Amazon Pollyの料金体系は、主に使用したサービスの量=合成した音声の長さに基づいています。Amazon Pollyの料金は、合成された音声の単位時間(通常は文字数や単語数に基づく)ごとに請求されます。多くのAWSサービスが「Pay as you go=従量課金制」(使用した分だけを支払う)という料金体系を採用していますが、Amazon Pollyも同じように使用した分だけを支払う「従量課金制」を採用しています。

実際にどれくらいの時間でいくらを支払うことになるのかは個別の事例によっても異なってくるため、いわゆる「モデルケース」を例示することは難しいのですが、Amazon Pollyの詳細な利用料金については、AWSの公式Webサイトで最新の情報を確認することが可能です。また、特定の状況下では無料枠も提供されています。たとえば、AWSが提供している無料利用枠を利用すると、Amazon Pollyを毎月一定の時間まで無料で利用することもできるようになっています。そのため、これから音声合成サービスを利用しようと考えている場合は、自社のサービスや製品とAmazon Pollyが適合するかどうかを安心してテストすることができます。

また、Amazon Pollyの料金は地域によっても異なる可能性があります。AWSは世界中に複数のリージョンとアベイラビリティゾーンを持っており、それぞれの地域でのインフラコストや税制、その他の要因によってサービスの価格が異なる場合があるからです。

そのため、Amazon Pollyの利用料金を正確に把握するためには、AWSの公式Webサイトで最新の料金情報を確認し、自分が利用する予定の地域の料金を特定することが重要です。

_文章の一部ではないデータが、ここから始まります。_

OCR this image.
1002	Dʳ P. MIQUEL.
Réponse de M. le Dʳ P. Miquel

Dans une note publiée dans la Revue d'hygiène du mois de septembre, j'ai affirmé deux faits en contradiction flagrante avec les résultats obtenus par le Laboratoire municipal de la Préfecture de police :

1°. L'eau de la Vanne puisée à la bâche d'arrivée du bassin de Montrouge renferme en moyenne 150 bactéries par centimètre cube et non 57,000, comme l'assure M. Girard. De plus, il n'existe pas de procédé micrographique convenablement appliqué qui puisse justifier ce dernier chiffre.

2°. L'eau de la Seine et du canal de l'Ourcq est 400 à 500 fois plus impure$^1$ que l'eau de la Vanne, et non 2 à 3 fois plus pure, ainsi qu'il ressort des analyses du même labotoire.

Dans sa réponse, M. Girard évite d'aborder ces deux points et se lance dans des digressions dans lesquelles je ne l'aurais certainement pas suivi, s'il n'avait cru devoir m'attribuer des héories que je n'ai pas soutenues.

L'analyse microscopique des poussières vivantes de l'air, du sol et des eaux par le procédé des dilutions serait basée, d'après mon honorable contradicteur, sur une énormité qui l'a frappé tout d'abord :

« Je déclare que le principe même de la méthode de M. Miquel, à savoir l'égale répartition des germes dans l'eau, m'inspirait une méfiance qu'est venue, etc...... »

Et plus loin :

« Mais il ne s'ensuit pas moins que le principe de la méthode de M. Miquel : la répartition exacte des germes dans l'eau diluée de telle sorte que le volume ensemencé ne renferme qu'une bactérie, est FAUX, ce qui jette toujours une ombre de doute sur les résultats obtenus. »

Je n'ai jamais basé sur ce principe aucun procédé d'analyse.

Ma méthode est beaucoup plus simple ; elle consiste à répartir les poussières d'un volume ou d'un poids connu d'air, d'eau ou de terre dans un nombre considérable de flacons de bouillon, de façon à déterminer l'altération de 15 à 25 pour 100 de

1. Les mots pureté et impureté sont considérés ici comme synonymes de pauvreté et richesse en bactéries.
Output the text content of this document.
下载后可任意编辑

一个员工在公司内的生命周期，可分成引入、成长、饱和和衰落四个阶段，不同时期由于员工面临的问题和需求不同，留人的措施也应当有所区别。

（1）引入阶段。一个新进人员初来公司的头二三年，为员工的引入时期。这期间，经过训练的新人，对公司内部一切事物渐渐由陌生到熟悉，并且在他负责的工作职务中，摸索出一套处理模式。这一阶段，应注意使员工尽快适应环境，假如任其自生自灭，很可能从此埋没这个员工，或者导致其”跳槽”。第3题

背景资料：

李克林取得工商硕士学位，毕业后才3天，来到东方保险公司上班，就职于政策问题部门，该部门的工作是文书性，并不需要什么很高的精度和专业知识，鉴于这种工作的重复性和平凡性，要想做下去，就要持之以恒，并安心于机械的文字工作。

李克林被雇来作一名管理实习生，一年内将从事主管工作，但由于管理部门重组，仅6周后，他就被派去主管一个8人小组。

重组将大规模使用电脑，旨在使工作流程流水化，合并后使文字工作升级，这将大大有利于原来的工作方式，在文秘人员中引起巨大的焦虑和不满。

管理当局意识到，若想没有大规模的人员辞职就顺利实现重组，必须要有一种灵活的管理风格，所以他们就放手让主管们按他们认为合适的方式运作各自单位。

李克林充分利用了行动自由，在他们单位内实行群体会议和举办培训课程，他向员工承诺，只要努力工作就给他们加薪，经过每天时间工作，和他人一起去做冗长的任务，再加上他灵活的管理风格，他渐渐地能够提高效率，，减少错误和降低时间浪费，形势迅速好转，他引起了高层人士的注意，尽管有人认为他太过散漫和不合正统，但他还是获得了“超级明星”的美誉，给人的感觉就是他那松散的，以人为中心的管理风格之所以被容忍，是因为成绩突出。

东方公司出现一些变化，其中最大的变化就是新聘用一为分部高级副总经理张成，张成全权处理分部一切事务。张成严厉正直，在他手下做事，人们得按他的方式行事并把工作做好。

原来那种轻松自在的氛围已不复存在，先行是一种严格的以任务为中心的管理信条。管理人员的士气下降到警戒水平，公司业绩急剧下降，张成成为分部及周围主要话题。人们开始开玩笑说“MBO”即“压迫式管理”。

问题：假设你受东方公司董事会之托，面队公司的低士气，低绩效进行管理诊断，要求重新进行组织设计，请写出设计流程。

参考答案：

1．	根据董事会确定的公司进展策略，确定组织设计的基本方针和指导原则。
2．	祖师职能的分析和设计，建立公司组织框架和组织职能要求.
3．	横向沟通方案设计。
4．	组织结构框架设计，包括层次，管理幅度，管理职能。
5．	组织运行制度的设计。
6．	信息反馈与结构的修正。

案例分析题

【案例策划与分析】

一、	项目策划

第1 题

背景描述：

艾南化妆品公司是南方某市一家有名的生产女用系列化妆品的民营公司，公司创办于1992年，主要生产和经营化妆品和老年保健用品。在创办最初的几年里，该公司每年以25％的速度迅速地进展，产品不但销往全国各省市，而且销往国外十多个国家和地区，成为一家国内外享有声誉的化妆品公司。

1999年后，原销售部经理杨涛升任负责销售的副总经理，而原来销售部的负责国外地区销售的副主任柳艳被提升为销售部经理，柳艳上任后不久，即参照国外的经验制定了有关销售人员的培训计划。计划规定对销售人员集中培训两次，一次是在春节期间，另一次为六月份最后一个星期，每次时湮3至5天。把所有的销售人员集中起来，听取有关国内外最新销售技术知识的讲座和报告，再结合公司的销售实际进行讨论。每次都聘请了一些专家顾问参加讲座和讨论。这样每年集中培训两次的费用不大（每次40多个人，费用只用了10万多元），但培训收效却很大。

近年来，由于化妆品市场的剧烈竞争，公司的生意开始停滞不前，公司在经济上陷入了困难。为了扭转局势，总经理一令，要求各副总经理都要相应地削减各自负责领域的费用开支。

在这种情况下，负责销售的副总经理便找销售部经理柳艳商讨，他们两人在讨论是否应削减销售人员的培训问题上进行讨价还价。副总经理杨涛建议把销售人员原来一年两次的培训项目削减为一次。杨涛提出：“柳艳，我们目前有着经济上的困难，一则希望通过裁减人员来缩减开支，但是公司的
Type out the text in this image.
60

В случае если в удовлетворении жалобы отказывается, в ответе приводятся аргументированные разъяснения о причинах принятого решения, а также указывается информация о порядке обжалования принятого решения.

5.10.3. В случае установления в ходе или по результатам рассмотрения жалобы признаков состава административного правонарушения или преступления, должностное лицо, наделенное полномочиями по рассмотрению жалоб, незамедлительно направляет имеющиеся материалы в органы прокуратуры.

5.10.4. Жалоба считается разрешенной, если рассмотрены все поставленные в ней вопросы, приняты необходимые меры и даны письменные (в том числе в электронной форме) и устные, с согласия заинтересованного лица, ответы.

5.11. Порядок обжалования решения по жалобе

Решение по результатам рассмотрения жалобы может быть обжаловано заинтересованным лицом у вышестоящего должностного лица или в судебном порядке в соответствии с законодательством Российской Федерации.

また、料金を最適化するためのベストプラクティスやツールもAWSから提供されているので、それらを活用することも推奨されています。

まとめ

ここまで、音声変換サービス、音声合成サービスとはどのようなものか?現在代表的なものとしてAmazon Pollyがあることや、Amazon Pollyがクラウドベースのサービスであり、現在でも既に様々な場面で活用されているということをご紹介してきました。音声技術は急速に進化しており、Amazon Pollyはその最前線に立っています。人間とコンピュータのインタラクションがますます自然になっていく中で、音声合成技術は重要な役割を担い始めています。Amazon Pollyは、そのような役割を担う存在として、将来性も含め非常に高く評価されています。高品質で自然な音声を提供することができ、様々なアプリケーションにおけるユーザーエンゲージメントを向上させる可能性があると考えられているからです。また、Amazon Pollyは様々な言語と方言をサポートしており、これによりグローバルな規模での使用が可能となっていることも評価のポイントです。Amazon PollyはAmazonの強力なAWSエコシステムの一部であり、他のAWSサービスと統合して利用することが可能です。これにより、高度にカスタマイズされたソリューションを開発することが可能となり、その可能性は無限大です。音声アシスタント技術の進化とともに、Amazon Pollyの重要性は増すでしょう。Amazon自身がAmazon Alexaを通じてAmazon Pollyを活用していることからも、その重要性は明らかです。Amazon Pollyの将来性は非常に高く評価されています。音声技術の進化とともに、その利用可能性はさらに広がっていくと考えられています。こうした最新の音声技術をフォローし、自社のビジネスチャンスを逃さないようにすることも、今後に向けて重要だと言えるでしょう。